Période urgonienne de moins 127 à – 125 millions d’années :
formation des massifs de calcaire urgonien comme le secteur des calcaires Urgoniens de Châteauneuf du Pape.

Issue de l’affrontement entre le Massif Central et les Alpes, la vallée du Rhône est une fosse d’effondrement qui fut comblée par la Méditerranée. Il y a 300 millions d’années, l’activité volcanique du Massif Central produit la roche granitique du nord. Au sud, se succèdent les dépôts fluviatiles et marins, notamment calcaires, qui formeront les reliefs comme les Dentelles de Montmirail – véritable barre de calcaire découpée en feston - ou le Mont Ventoux. Il y a 40 millions d’années, le surgissement alpin fait s’effondrer la vallée qui sépare les deux massifs. Le Golfe alpin ainsi créé est engloutie par la Méditerranée qui y dépose progressivement installe un socle de calcaire dur et de marne.

110 millions d’années avant notre ère : fin de l’ère secondaire, période du Crétacé : la région est recouverte par une mer chaude. Dans cette mer se forme une immense barrière de corail dont une partie des vestiges sont les collines calcaires de la zone de Tavel et Lirac. Ce sont les époques géologiques dites barrémienes et aptienes du Crétacé supérieur.
La fameuse pierre de Tavel est extraite dans ces veines de calcaire dur et dans laquelle on retrouve de façon fréquente des fossiles de coquillages comme les ammonites.

Moins 100 millions d’années : apparition de la flore sur terre.

Moins 40 à moins 30 millions d’années : de nombreux mouvements de la croûte terrestre créent les reliefs anciens de notre région.

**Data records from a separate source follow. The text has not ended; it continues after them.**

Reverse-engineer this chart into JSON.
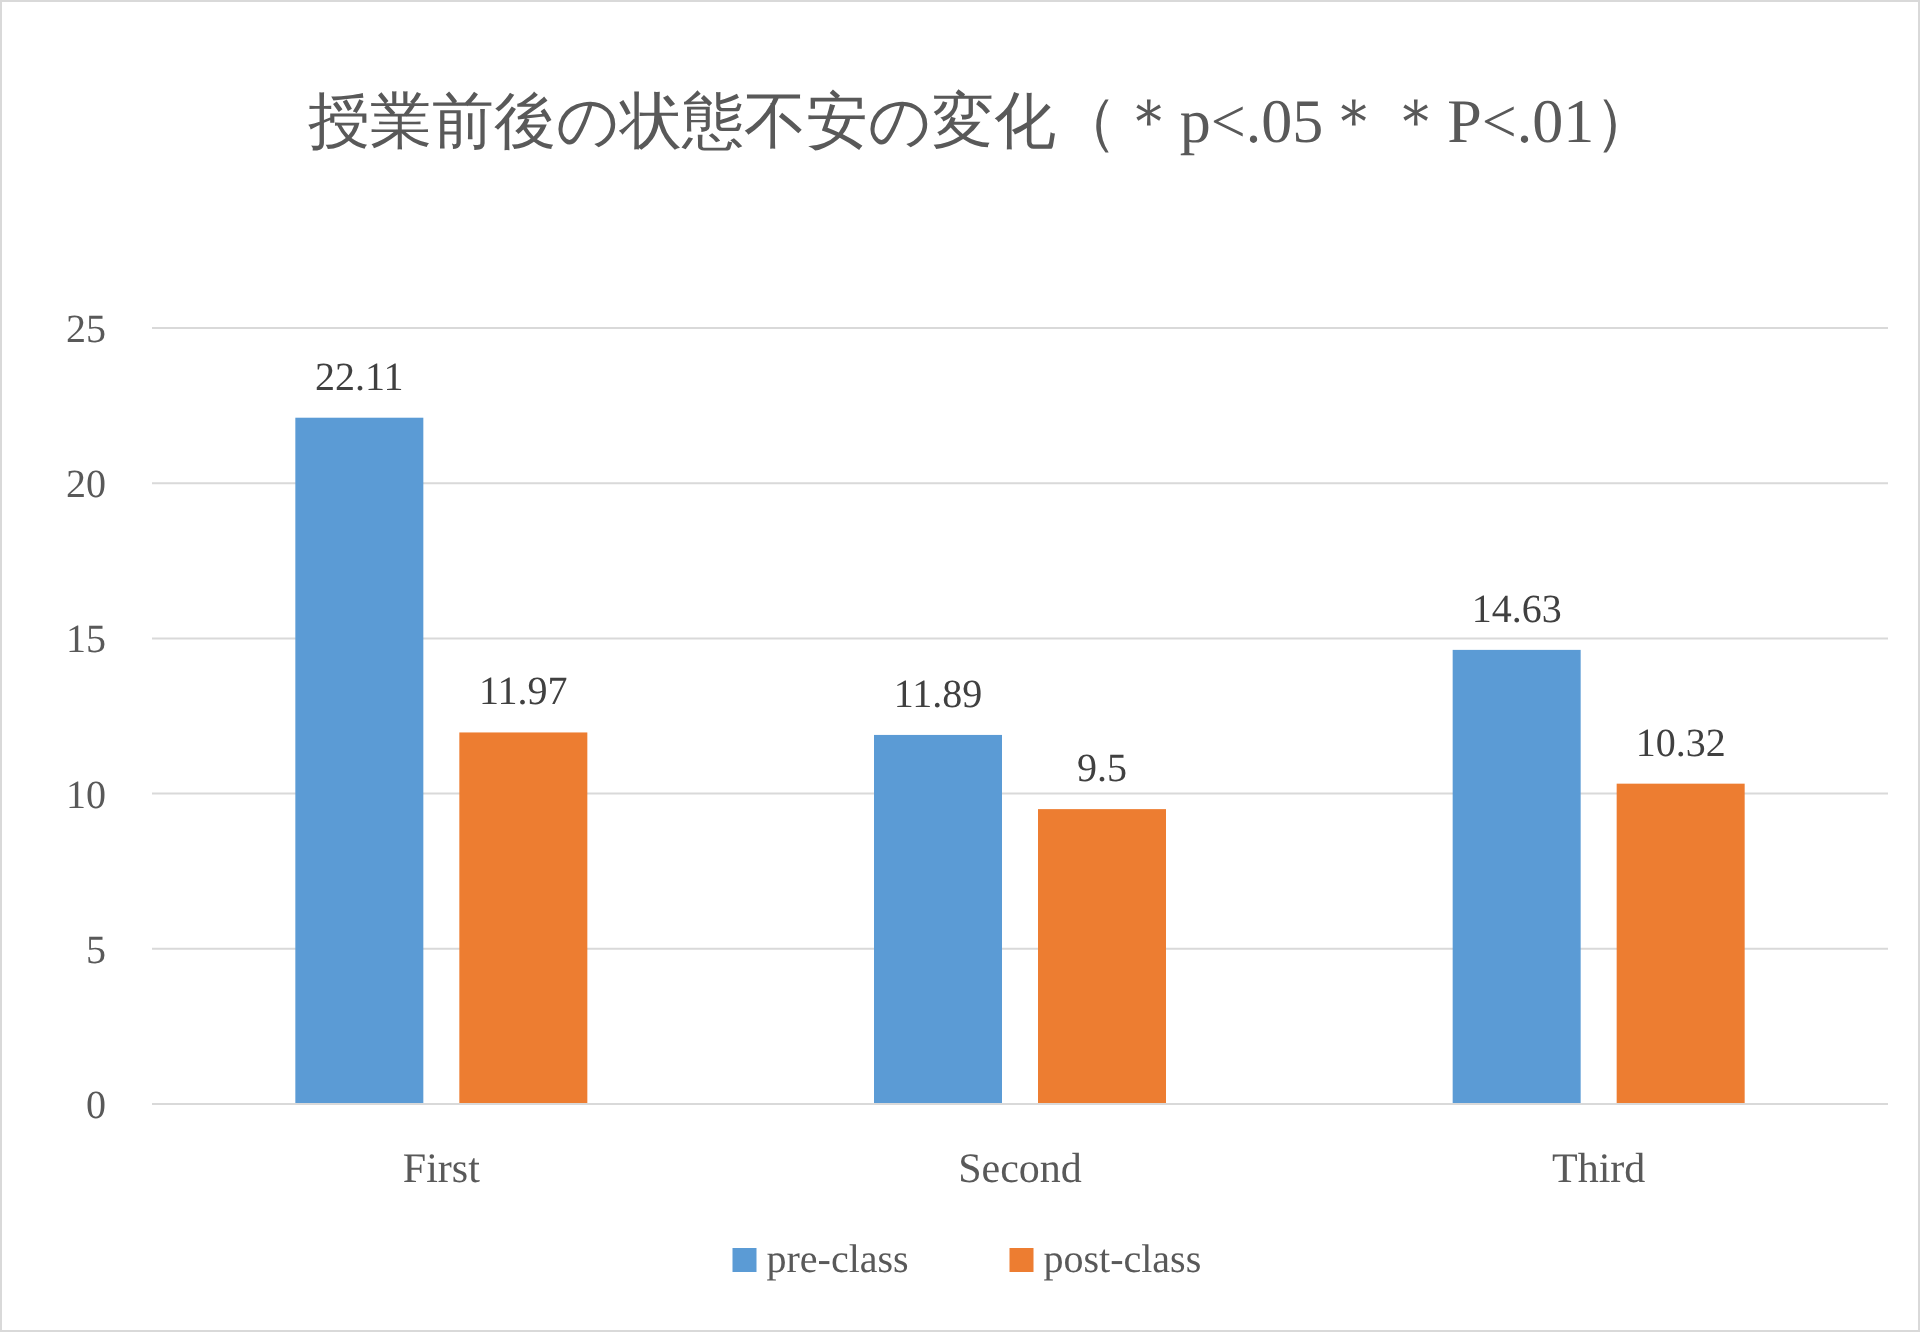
{
  "chart_data": {
    "type": "bar",
    "title": "授業前後の状態不安の変化（＊p<.05＊＊P<.01）",
    "categories": [
      "First",
      "Second",
      "Third"
    ],
    "series": [
      {
        "name": "pre-class",
        "color": "#5b9bd5",
        "values": [
          22.11,
          11.89,
          14.63
        ]
      },
      {
        "name": "post-class",
        "color": "#ed7d31",
        "values": [
          11.97,
          9.5,
          10.32
        ]
      }
    ],
    "ylim": [
      0,
      25
    ],
    "yticks": [
      0,
      5,
      10,
      15,
      20,
      25
    ],
    "grid": "y",
    "data_labels": true,
    "legend": "bottom"
  }
}
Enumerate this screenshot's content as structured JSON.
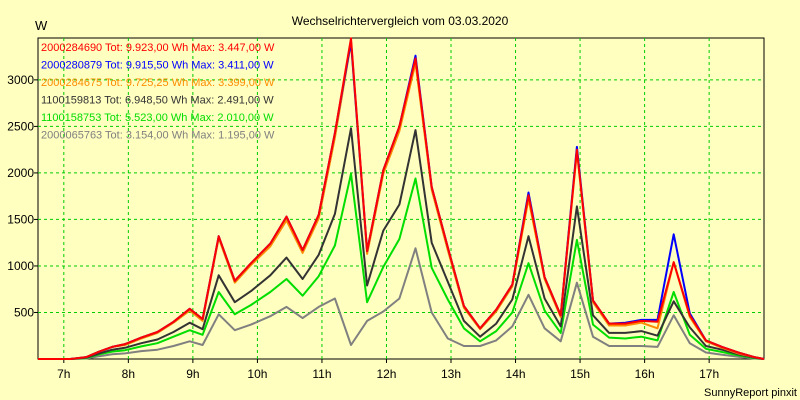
{
  "chart_data": {
    "type": "line",
    "title": "Wechselrichtervergleich vom 03.03.2020",
    "ylabel": "W",
    "footer": "SunnyReport pinxit",
    "ylim": [
      0,
      3450
    ],
    "xlim": [
      6.6,
      17.85
    ],
    "y_ticks": [
      500,
      1000,
      1500,
      2000,
      2500,
      3000
    ],
    "x_ticks": [
      {
        "value": 7,
        "label": "7h"
      },
      {
        "value": 8,
        "label": "8h"
      },
      {
        "value": 9,
        "label": "9h"
      },
      {
        "value": 10,
        "label": "10h"
      },
      {
        "value": 11,
        "label": "11h"
      },
      {
        "value": 12,
        "label": "12h"
      },
      {
        "value": 13,
        "label": "13h"
      },
      {
        "value": 14,
        "label": "14h"
      },
      {
        "value": 15,
        "label": "15h"
      },
      {
        "value": 16,
        "label": "16h"
      },
      {
        "value": 17,
        "label": "17h"
      }
    ],
    "grid": true,
    "legend_position": "top-left",
    "x": [
      6.6,
      6.9,
      7.1,
      7.35,
      7.55,
      7.75,
      7.95,
      8.2,
      8.45,
      8.7,
      8.95,
      9.15,
      9.4,
      9.65,
      9.9,
      10.2,
      10.45,
      10.7,
      10.95,
      11.2,
      11.45,
      11.7,
      11.95,
      12.2,
      12.45,
      12.7,
      12.95,
      13.2,
      13.45,
      13.7,
      13.95,
      14.2,
      14.45,
      14.7,
      14.95,
      15.2,
      15.45,
      15.7,
      15.95,
      16.2,
      16.45,
      16.7,
      16.95,
      17.2,
      17.45,
      17.7,
      17.85
    ],
    "series": [
      {
        "legend": "2000284690 Tot: 9.923,00 Wh Max: 3.447,00 W",
        "color": "#ff0000",
        "values": [
          0,
          0,
          0,
          20,
          80,
          130,
          160,
          230,
          290,
          400,
          540,
          430,
          1320,
          840,
          1030,
          1240,
          1530,
          1170,
          1550,
          2430,
          3447,
          1160,
          2030,
          2500,
          3230,
          1850,
          1200,
          570,
          330,
          530,
          800,
          1760,
          880,
          470,
          2250,
          630,
          380,
          380,
          410,
          400,
          1040,
          470,
          200,
          130,
          70,
          20,
          0
        ]
      },
      {
        "legend": "2000280879 Tot: 9.915,50 Wh Max: 3.411,00 W",
        "color": "#0000ff",
        "values": [
          0,
          0,
          0,
          20,
          80,
          130,
          160,
          230,
          290,
          400,
          540,
          430,
          1320,
          840,
          1030,
          1240,
          1530,
          1170,
          1550,
          2430,
          3411,
          1160,
          2030,
          2500,
          3260,
          1850,
          1200,
          570,
          330,
          530,
          800,
          1790,
          880,
          470,
          2280,
          630,
          380,
          390,
          420,
          420,
          1340,
          490,
          200,
          130,
          70,
          20,
          0
        ]
      },
      {
        "legend": "2000284675 Tot: 9.725,25 Wh Max: 3.399,00 W",
        "color": "#ff8c00",
        "values": [
          0,
          0,
          0,
          20,
          80,
          130,
          150,
          220,
          280,
          390,
          520,
          410,
          1300,
          820,
          1010,
          1210,
          1490,
          1140,
          1510,
          2380,
          3399,
          1130,
          1990,
          2450,
          3180,
          1820,
          1170,
          550,
          320,
          510,
          780,
          1720,
          860,
          450,
          2230,
          610,
          360,
          360,
          390,
          330,
          1040,
          450,
          190,
          120,
          60,
          20,
          0
        ]
      },
      {
        "legend": "1100159813 Tot: 6.948,50 Wh Max: 2.491,00 W",
        "color": "#333333",
        "values": [
          0,
          0,
          0,
          15,
          60,
          100,
          120,
          170,
          210,
          290,
          390,
          320,
          900,
          610,
          730,
          900,
          1090,
          860,
          1120,
          1560,
          2480,
          790,
          1380,
          1660,
          2460,
          1250,
          830,
          410,
          240,
          380,
          640,
          1320,
          650,
          350,
          1640,
          470,
          280,
          280,
          300,
          250,
          620,
          340,
          140,
          100,
          50,
          15,
          0
        ]
      },
      {
        "legend": "1100158753 Tot: 5.523,00 Wh Max: 2.010,00 W",
        "color": "#00dd00",
        "values": [
          0,
          0,
          0,
          10,
          50,
          80,
          95,
          135,
          170,
          240,
          310,
          260,
          720,
          480,
          580,
          720,
          860,
          680,
          890,
          1220,
          1990,
          610,
          990,
          1290,
          1940,
          980,
          640,
          330,
          190,
          300,
          500,
          1030,
          520,
          280,
          1280,
          370,
          230,
          220,
          240,
          200,
          720,
          260,
          110,
          75,
          40,
          10,
          0
        ]
      },
      {
        "legend": "2000065763 Tot: 3.154,00 Wh Max: 1.195,00 W",
        "color": "#808080",
        "values": [
          0,
          0,
          0,
          5,
          30,
          50,
          60,
          85,
          100,
          140,
          190,
          150,
          480,
          310,
          370,
          460,
          560,
          440,
          560,
          650,
          150,
          410,
          510,
          650,
          1190,
          500,
          220,
          140,
          140,
          200,
          350,
          690,
          330,
          190,
          820,
          240,
          140,
          140,
          140,
          130,
          470,
          170,
          70,
          45,
          25,
          5,
          0
        ]
      }
    ]
  }
}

La mer se retire pendant une quinzaine de millions d’années. C’est la fin du règne des dinosaures sur la terre.

Moins 15 millions d’années : époque du Miocène, la mer revient et recouvre à nouveau notre région. Elle déposera les sables et les argiles qui constituent le socle des terroirs de Châteauneuf du Pape, Lirac et Tavel.
C’est l’époque de l’apparition des mammifères.

Moins 8 à 6 millions d’années : la mer se retire à nouveau en créant des canyons dans notre région. La mer se retirera au-delà du détroit de Gibraltar et l’on aurait pu traverser la mer Méditerranée à pied sec.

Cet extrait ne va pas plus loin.